人妻と青年




鼻の奥がつんとして、涙の膜が目を覆った。視界がぼやけて、見えなくなる。高揚感が胸を支配した。

「で、も」

「ぼくはあなたをしあわせにしたいです」

「はい」静かに紡がれる言葉が、幸子のこころを優しく揺さぶる。

「ぼくにあなたをください」

一拍置いて、はい、と応える。

「幸子さん、ぼくと」



徐々に視界が晴れていく。若々しかった青年はもうどこにもおらず、扉の外に立っていたのは中年太りの夫一人だ。仕事帰りの草臥れたスーツを着て、手元に行列のできる有名菓子店の紙袋を持ち、お洒落な水玉模様の靴下を履いた、そんな夫が。

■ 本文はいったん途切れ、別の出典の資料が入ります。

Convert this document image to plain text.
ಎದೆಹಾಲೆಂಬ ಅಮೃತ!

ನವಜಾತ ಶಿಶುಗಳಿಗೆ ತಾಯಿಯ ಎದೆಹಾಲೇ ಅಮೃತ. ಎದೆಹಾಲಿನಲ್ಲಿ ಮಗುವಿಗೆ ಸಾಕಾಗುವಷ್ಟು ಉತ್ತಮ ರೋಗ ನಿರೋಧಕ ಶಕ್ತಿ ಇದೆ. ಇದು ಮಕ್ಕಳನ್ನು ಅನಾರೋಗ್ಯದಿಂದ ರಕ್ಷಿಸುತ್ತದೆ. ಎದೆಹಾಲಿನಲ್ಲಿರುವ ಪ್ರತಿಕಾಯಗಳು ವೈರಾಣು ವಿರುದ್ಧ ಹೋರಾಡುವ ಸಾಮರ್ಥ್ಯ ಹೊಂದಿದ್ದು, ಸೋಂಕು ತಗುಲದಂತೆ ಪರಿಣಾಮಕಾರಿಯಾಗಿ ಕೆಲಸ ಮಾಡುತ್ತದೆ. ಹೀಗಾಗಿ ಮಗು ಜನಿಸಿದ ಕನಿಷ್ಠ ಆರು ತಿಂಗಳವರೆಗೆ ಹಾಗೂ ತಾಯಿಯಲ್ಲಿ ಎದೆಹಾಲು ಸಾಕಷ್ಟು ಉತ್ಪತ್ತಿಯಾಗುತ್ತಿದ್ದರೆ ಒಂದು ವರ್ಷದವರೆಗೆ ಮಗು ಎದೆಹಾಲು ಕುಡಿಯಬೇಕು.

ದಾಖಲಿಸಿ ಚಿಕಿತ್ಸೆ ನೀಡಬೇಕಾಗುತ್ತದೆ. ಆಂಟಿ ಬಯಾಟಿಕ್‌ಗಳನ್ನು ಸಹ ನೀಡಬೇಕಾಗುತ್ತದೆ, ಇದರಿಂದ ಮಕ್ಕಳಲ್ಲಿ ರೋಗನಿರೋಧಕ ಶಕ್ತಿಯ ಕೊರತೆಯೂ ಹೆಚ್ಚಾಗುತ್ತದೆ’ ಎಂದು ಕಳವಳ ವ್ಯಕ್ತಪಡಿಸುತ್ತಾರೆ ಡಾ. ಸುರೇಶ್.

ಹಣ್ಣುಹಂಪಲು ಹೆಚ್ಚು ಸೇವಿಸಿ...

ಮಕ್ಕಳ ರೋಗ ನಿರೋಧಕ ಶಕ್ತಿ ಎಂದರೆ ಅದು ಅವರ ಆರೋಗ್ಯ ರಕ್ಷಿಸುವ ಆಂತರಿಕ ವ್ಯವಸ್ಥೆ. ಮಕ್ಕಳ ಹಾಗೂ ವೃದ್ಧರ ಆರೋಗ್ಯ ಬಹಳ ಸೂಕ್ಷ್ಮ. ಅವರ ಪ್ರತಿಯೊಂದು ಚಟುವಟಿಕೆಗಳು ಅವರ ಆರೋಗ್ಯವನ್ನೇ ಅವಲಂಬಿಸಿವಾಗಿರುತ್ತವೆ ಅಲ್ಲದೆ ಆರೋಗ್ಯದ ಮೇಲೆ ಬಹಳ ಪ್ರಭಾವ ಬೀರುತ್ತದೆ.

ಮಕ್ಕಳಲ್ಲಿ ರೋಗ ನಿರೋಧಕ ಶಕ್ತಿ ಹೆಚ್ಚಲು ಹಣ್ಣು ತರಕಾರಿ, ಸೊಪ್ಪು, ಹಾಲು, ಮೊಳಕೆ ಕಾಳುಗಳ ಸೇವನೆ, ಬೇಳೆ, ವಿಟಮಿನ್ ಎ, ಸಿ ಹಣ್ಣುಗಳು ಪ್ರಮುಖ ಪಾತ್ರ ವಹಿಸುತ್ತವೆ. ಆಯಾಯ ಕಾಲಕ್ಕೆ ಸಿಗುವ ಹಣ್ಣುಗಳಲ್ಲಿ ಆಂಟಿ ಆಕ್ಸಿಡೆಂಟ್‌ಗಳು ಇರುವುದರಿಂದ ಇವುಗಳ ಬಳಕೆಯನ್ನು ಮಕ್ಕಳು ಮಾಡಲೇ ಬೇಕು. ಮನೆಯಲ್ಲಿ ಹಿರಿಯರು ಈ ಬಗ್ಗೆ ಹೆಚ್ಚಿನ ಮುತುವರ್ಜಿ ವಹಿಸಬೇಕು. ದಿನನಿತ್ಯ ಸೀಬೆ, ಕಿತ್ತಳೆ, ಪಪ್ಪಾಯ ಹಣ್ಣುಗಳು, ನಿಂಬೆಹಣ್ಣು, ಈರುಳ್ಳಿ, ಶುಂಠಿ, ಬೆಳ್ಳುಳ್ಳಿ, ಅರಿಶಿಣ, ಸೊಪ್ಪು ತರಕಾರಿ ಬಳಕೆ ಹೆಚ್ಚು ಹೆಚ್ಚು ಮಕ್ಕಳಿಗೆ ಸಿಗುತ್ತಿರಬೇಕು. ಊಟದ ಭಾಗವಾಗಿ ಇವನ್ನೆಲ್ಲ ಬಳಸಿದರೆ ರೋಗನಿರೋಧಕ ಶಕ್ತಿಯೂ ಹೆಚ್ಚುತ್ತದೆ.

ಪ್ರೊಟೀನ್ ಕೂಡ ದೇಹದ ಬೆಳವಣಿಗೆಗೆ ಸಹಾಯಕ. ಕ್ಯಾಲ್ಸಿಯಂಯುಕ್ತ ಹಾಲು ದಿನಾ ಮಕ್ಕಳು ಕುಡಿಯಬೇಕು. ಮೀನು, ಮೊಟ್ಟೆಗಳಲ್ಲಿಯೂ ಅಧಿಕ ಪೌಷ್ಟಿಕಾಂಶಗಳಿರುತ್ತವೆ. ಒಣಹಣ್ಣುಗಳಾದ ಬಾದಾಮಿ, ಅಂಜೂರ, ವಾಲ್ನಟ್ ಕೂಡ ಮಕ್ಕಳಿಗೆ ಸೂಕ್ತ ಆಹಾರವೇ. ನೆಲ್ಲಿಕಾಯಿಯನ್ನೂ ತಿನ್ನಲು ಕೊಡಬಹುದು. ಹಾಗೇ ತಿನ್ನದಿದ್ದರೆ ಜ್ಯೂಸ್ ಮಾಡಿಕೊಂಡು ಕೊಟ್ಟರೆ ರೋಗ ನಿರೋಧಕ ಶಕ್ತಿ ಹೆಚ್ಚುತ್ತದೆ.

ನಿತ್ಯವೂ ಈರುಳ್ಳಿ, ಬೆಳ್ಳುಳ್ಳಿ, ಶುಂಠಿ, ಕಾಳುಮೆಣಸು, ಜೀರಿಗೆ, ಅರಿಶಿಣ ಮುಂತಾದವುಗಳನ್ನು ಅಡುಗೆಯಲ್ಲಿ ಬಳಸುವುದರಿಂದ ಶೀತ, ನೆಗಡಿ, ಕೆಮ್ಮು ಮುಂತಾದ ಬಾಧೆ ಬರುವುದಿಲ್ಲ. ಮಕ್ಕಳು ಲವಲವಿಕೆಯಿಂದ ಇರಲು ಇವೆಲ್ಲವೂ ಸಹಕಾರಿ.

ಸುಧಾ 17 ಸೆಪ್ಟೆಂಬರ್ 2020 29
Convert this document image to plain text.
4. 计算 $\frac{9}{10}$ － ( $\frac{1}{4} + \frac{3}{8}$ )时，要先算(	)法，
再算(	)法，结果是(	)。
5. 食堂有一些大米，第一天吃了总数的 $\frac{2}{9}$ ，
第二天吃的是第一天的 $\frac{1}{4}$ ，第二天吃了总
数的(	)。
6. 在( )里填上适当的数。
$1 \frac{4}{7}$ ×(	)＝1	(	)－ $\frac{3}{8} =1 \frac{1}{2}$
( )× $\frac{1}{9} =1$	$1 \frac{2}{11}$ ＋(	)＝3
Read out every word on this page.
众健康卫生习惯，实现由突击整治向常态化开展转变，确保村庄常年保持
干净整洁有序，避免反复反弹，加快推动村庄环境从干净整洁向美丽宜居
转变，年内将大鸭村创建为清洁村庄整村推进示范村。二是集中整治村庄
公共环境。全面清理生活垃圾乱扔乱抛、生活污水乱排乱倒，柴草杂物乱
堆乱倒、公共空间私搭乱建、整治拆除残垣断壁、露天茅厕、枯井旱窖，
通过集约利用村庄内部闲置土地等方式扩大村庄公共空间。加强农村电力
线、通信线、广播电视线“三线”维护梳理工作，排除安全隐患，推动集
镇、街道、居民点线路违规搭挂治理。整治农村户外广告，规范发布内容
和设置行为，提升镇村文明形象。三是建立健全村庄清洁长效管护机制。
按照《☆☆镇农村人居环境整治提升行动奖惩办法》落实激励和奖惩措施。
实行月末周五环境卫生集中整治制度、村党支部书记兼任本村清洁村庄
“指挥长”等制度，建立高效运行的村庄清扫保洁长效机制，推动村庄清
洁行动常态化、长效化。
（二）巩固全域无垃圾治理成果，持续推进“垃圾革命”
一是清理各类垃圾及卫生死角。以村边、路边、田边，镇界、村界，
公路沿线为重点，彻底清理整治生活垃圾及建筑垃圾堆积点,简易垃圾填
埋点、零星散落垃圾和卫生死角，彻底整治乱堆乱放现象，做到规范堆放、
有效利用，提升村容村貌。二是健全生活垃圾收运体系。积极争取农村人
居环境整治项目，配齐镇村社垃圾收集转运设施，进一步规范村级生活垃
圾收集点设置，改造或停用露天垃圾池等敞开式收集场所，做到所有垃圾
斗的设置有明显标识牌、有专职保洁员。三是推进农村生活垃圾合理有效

「ケーキ、買ってきたから」紙袋を掲げ、人懐っこい犬のような笑みをみせる。笑ってできた二重顎がたぷたぷと揺れた。

そうして、何も言わずに幸子へと背中を向ける。彼女は名残惜しく、手元のノートを眺める。彼と付き合ってから、ことあるごとに付けていた日記。青年の彼と、今の夫。どちらが良いかだなんて、分かりきった答えだろう。

幸子は、不器用な背中を見つめて愛おしそうに微笑んだ。おかえりなさい、と声をかければ、晩ご飯が食べたい、と素っ気なく彼は言った。